Trovo davvero inquietante per quanto è privo di senso il comportamento che viene documentato. In particolare, mi pare demenziale che sia stato “suggerito” di non utilizzare parole come buono, sufficiente, discreto, ottimo PERCHE’ TROPPO SIMILI AD UN SISTEMA VALUTATIVO DEL PASSATO. Si dice, anche, che MI E’ STATO IMPEDITO DI POTER SCRIVERE CHE UN BAMBINO NON HA SVOLTO BENE IL SUO LAVORO perché non possiamo esprimere le valutazioni se non in modo “positivo-costruttivo”. Ovvero non è ammesso l’insuccesso ma solo il successo realizzato programmando gli obiettivi in modo funzionale ad esso.

Queste prescrizioni sono prive fondamento sia sul piano pedagogico che del rispetto della normativa.

Mi domando come si siano insediate nelle scuole queste idee farlocche, chi le abbia proposte, chi le abbia sostenute.

Cosa c’è che non va in quelle espressioni? Cosa c’è che non va nel “sistema valutativo del passato”?

Se il cosiddetto “successo formativo” si persegue abbassando gli standard è una presa in giro dello studente, è un’offesa, non è la valorizzazione della sua identità, è la sua negazione. L’identità sta nella diversità non nell’omologazione.
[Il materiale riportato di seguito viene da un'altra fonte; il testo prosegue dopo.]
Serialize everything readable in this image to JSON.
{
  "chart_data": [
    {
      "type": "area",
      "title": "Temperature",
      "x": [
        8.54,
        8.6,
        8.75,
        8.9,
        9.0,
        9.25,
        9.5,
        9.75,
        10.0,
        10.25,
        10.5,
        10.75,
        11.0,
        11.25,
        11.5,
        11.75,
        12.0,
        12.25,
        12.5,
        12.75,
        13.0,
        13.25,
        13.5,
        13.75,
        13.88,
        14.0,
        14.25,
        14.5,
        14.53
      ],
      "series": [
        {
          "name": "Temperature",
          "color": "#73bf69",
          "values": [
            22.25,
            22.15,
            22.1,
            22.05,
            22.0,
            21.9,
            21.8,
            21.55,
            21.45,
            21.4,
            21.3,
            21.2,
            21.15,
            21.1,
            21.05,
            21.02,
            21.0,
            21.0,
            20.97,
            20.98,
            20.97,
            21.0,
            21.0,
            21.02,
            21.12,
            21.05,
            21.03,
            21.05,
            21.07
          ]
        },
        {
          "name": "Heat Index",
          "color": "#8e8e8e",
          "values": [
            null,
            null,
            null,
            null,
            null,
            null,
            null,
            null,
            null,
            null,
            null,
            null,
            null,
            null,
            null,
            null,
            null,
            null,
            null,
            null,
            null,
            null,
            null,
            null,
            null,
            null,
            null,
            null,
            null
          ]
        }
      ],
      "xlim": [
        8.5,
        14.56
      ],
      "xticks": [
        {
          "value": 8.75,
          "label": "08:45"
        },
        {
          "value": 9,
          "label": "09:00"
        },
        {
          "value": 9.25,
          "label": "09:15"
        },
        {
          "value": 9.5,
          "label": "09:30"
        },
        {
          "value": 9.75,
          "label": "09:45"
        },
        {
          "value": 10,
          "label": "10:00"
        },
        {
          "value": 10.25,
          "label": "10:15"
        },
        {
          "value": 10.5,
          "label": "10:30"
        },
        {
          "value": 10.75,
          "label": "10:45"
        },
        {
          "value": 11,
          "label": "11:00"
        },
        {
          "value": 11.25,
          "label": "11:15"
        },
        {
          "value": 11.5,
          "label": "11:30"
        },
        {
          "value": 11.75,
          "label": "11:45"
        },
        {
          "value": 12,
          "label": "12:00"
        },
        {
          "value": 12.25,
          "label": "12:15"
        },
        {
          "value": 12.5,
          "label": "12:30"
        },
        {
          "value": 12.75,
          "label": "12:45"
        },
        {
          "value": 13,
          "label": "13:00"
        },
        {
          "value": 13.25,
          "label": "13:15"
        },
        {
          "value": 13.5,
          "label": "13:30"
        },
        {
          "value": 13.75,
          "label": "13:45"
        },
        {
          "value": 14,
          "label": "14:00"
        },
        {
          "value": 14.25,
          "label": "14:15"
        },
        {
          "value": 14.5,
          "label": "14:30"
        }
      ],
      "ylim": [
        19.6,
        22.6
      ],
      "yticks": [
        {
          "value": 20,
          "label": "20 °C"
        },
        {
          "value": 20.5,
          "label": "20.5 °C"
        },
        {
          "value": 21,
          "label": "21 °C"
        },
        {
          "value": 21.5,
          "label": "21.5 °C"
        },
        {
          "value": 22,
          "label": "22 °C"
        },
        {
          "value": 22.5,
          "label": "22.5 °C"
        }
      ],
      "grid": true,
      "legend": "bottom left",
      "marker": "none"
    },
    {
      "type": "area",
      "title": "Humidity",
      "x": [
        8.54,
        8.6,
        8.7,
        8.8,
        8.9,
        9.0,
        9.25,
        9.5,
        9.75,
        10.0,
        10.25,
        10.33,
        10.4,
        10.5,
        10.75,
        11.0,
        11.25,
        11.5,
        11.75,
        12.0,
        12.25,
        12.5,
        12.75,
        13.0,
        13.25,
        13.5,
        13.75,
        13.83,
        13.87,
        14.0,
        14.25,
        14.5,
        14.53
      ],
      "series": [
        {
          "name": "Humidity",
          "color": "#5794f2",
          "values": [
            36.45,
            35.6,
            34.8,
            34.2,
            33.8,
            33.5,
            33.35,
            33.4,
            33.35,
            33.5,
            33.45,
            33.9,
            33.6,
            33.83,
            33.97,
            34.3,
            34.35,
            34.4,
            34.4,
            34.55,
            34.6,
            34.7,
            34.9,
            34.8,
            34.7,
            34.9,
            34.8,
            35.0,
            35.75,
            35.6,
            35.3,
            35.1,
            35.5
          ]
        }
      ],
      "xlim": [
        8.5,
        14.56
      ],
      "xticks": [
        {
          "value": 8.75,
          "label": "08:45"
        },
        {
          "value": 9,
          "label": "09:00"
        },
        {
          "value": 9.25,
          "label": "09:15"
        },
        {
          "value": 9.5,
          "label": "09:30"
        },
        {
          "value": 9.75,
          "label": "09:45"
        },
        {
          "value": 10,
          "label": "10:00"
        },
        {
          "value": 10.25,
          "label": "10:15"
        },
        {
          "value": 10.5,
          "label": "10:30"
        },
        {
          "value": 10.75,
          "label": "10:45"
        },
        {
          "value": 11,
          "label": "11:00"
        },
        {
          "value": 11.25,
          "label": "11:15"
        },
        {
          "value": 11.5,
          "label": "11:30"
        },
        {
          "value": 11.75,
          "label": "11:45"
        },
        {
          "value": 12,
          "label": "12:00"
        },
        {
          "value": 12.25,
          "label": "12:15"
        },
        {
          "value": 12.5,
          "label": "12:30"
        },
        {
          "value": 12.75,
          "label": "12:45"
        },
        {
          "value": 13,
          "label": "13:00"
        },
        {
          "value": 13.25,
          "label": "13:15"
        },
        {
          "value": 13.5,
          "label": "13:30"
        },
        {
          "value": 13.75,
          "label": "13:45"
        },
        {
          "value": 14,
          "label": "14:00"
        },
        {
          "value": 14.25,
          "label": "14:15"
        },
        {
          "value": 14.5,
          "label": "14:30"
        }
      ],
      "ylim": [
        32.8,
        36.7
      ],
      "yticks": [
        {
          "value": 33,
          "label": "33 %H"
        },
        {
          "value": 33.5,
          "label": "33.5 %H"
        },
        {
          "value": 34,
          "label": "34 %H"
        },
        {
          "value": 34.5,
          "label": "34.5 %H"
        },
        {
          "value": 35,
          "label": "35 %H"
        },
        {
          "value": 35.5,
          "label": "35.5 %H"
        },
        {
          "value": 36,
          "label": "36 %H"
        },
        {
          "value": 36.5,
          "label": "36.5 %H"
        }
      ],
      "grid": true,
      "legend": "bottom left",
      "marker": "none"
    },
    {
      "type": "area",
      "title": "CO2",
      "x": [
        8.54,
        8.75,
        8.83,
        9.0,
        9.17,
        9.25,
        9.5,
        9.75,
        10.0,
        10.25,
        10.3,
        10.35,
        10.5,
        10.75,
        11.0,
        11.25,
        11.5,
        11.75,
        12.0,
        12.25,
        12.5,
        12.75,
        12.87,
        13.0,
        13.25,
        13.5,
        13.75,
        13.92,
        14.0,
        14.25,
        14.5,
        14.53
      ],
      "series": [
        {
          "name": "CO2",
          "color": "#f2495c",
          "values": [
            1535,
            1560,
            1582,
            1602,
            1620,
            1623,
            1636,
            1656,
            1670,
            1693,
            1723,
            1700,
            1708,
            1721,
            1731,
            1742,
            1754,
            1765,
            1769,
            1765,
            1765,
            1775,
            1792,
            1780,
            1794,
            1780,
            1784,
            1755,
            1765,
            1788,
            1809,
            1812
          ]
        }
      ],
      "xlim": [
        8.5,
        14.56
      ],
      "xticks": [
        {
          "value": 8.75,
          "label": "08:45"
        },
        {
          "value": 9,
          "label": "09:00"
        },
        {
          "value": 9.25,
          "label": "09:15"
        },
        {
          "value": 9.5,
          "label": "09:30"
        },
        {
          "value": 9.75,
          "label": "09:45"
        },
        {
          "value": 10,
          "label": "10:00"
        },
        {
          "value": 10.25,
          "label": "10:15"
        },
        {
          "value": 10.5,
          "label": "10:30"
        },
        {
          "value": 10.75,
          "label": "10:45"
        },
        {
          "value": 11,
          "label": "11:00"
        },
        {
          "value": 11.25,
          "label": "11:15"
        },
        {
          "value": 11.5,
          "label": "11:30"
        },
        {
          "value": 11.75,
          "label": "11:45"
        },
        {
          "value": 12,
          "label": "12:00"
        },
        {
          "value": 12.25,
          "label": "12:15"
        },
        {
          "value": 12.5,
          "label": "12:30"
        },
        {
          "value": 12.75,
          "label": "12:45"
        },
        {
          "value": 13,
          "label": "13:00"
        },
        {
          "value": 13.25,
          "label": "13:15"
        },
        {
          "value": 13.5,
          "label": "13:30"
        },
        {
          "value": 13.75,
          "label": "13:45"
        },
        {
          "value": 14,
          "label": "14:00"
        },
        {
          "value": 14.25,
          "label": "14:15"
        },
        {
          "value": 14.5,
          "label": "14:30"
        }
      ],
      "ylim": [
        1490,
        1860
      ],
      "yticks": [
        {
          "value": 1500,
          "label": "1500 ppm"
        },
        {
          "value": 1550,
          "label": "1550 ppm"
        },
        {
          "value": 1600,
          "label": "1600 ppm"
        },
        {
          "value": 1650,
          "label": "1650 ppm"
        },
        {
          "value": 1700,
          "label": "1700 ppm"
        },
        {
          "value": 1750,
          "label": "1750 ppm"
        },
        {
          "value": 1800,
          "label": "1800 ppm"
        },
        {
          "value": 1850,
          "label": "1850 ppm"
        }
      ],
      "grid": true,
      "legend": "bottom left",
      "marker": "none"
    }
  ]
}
Se vogliamo migliorare gli apprendimenti, agiamo sulle condizioni di contesto non sulla valutazione.


Altra testimonianza

Io ho una figlia che frequenta la primaria o scuola elementare per capirci, mentre io insegno alle superiori. Quando è arrivata la pagella o non so come si chiami ora, ho trovato questo sistema di valutazione a dir poco mostruoso e avvilente degno di un burocrate con grossi problemi di personalità. Quindi io direi che più che fuori strada, ci siamo capottati più volte.


Ancora un’altra testimonianza dal campo, un esempio chiaro di come a creare problemi siano gli stessi insegnanti, ma insegnanti particolari …

… purtroppo da noi il referente è un dittatore che ha annullato qualsiasi forma di condivisione e discussione, così ubbidiamo, chi male, chi alla lettera e chi ha tanti anni alle spalle galleggia.